Süleyman Soylu dedi ki.......
*Ay-Yıldızlı tabutları taşımakla millet olunur*
İçişleri Bakanı Soylu'ya "ay-yıldızlı tabut" tepkisi:
Ciğerleri yananlarda dediler ki...
~Onların ocaklarında da şehit helvası pişse ve dağıtılsa anlarlar..!
~Millet olmanın devamlılığı için illâ ki tabut mu gelmeli....?
Süleyman Soylu telefonla hanımını arar ve derki.....!!!!
~Ey Hanımım! oğlumuzu hazırla, Milletimin isteği ile Ay-Yıldızlı Tabutların geldiği Vatan topraklarından birisine görev emri çıkartıldı, asker ocağına göndereceğiz.....!!!!
(Bunu hangi siyasetçi diyecek olsa ayaklarının altını öperim)

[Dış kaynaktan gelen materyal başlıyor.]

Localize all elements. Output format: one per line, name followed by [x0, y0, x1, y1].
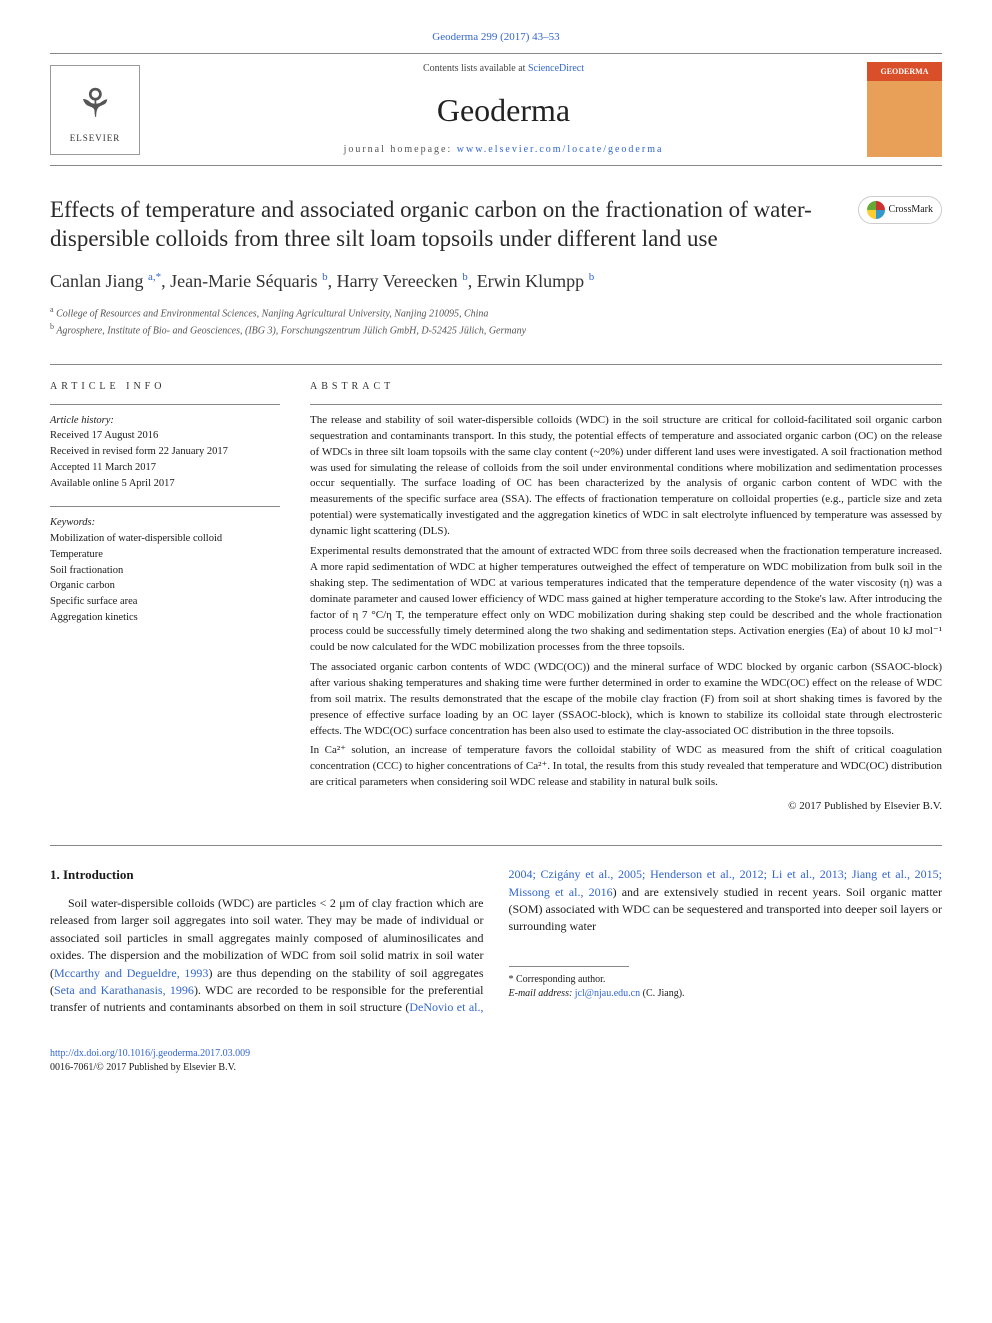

Bakan da olsa, Cumhurreis te olsa insan insandır. Bazan saçmalar, bazen haddini aşar, bazen de kendini dereden tepeden aşağı atar.
......BİR TAS FOSEPTİK SUYUNU ATTIM SURATINA SOYLUNUN......
Bu Millet birde bana resmi yoldan bir dese ki...İsmail Hakkı! iki oğlunu da sefer emri çıkatacağız, razı olurmusun?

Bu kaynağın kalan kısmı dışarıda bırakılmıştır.